Look Before You Leap

Well done all of you who sent in good solutions to this problem! Many different methods were used. Saul Foresta and Julia Collins found and used the exact value of $\tan 22.5$ degrees which they found using trig formulae; Andre Lazanu used similar triangles; Kamen Marinov used the Sine Rule and Pythagoras Theorem; Hyeyoun Chung, Arun Ayer, Ngoc Tran and Yatir Halevi used the angle bisector theorem ($BA$:$AO$=$BN$:$NO$); Robert Goudie used an ingenious construction; and Dorothy Winn used several applications of the Sine Rule.

Robert Goudie's solution.

If you take triangle $AON$ and double its size you form triangle $ACR$ since $AC$ is double $AO$.

So we now have two similar triangles $AON$ and $ACR$ and it is clearly the case that $CR$ is double $ON$ so $CR = 48$.

Since $AR$ is the bisector of angle $OAB$ we know that angle $CAR = 22.5^{\circ}$ . Therefore angle $CRA = 67.5^{\circ}$.

Angle $RCP$ must be $45^{\circ}$since angle $ACB$ is $45^{\circ}$ and angle $ACR$ is $90^{\circ}$. This implies that angle $CPR$ is $67.5^{\circ}$ since $180 - 45 - 67.5 = 67.5$.

Therefore triangle $PCR$ is isosceles and so $PC = CR$ and hence $PC = 48$ units.

Andre Lazanu's solution using similar triangles

I know that in a square the diagonals are also bisectors (in fact, this is true for the rhombus, and the square is a particular case of rhombus), so angle $BAC$ and angle $DAC$ have both the same measure: $45^{\circ}$. The angles formed by the bisector of angle $BAC$ with the sides of the angle have the following measure: $22^{\circ}30`$.

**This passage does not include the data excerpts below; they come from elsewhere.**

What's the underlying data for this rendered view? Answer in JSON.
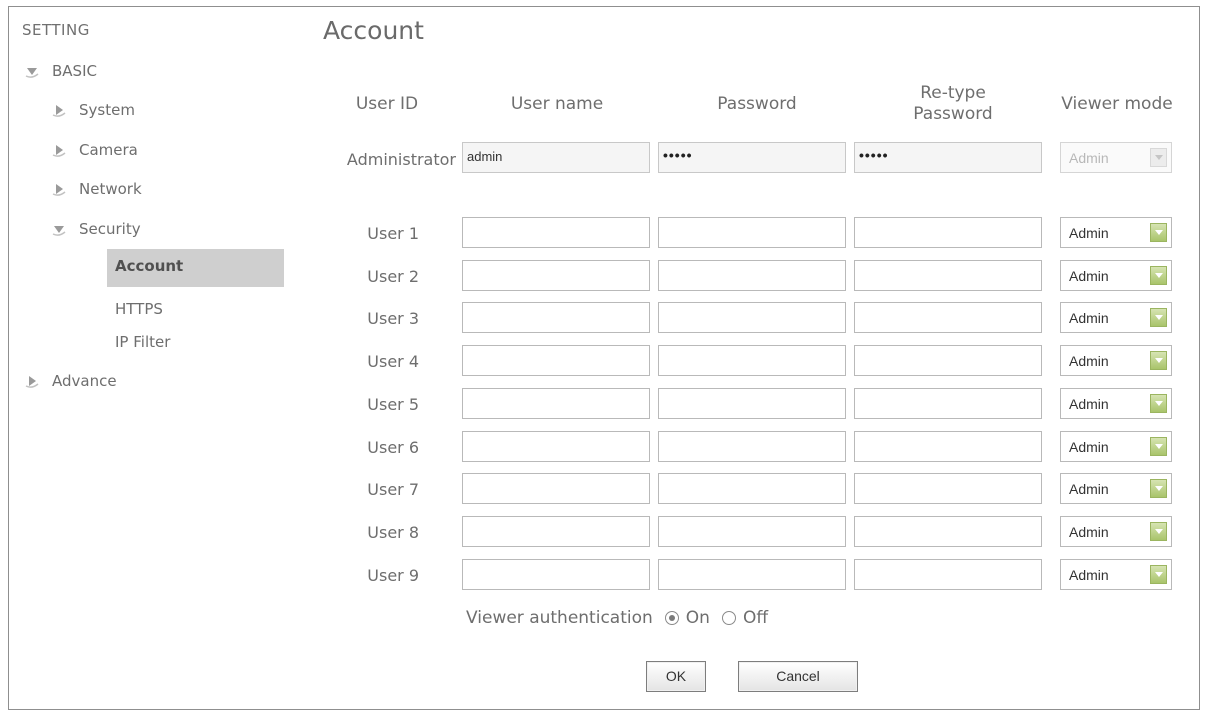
{
  "sidebar": {
    "title": "SETTING",
    "basic_label": "BASIC",
    "items": [
      {
        "label": "System"
      },
      {
        "label": "Camera"
      },
      {
        "label": "Network"
      },
      {
        "label": "Security"
      }
    ],
    "security_sub": [
      "Account",
      "HTTPS",
      "IP Filter"
    ],
    "advance_label": "Advance",
    "active_item": "Account"
  },
  "main": {
    "title": "Account",
    "columns": {
      "user_id": "User ID",
      "user_name": "User name",
      "password": "Password",
      "retype_line1": "Re-type",
      "retype_line2": "Password",
      "viewer_mode": "Viewer mode"
    },
    "admin": {
      "label": "Administrator",
      "user_name": "admin",
      "password": "•••••",
      "retype": "•••••",
      "viewer_mode": "Admin"
    },
    "users": [
      {
        "label": "User 1",
        "viewer_mode": "Admin"
      },
      {
        "label": "User 2",
        "viewer_mode": "Admin"
      },
      {
        "label": "User 3",
        "viewer_mode": "Admin"
      },
      {
        "label": "User 4",
        "viewer_mode": "Admin"
      },
      {
        "label": "User 5",
        "viewer_mode": "Admin"
      },
      {
        "label": "User 6",
        "viewer_mode": "Admin"
      },
      {
        "label": "User 7",
        "viewer_mode": "Admin"
      },
      {
        "label": "User 8",
        "viewer_mode": "Admin"
      },
      {
        "label": "User 9",
        "viewer_mode": "Admin"
      }
    ],
    "viewer_auth": {
      "label": "Viewer authentication",
      "on_label": "On",
      "off_label": "Off",
      "selected": "On"
    },
    "buttons": {
      "ok": "OK",
      "cancel": "Cancel"
    }
  },
  "colors": {
    "active_bg": "#cfcfcf",
    "select_button": "#a9c46b",
    "text": "#6e6e6e"
  }
}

I noted with $L$ the side of the square, using the Pythagorean Theorem, $AC = L\sqrt{2}$

Now, I observe that $AO$ is half $AC$: $AO = (L\sqrt{2})/2$

Triangles $AON$ and $ABP$ are similar, because each one has a right angle, and there is another pair of equal angles (the ones formed by the bisector). So, I have:

$$\frac{AO}{AB} = \frac{AN}{AP} = \frac{ON}{BP}$$

So, I obtain the following proportion:

$(L\sqrt{2}/2) / L = 24/BP$

$BP = 48 / \sqrt{2} = 24\sqrt{2}$ (units)

Now, I see that angle $BPA$ has $67^{\circ}30`$ and angle $BNP$ has the same measure, so triangle $BNP$ is isosceles with $BP = BN$.

Here I observe that triangles $ABN$ and $ACP$ are similar, because their angles are respectively equal. So

$$\frac{AB}{AC} = \frac{BN}{PC} = \frac{AN}{AP}$$

As $AB / AC = 1 / \sqrt{2}$ it follows that $PC = \sqrt{2}BN$.

So

$PC = \sqrt{2}BN = \sqrt{2}BP = 48$.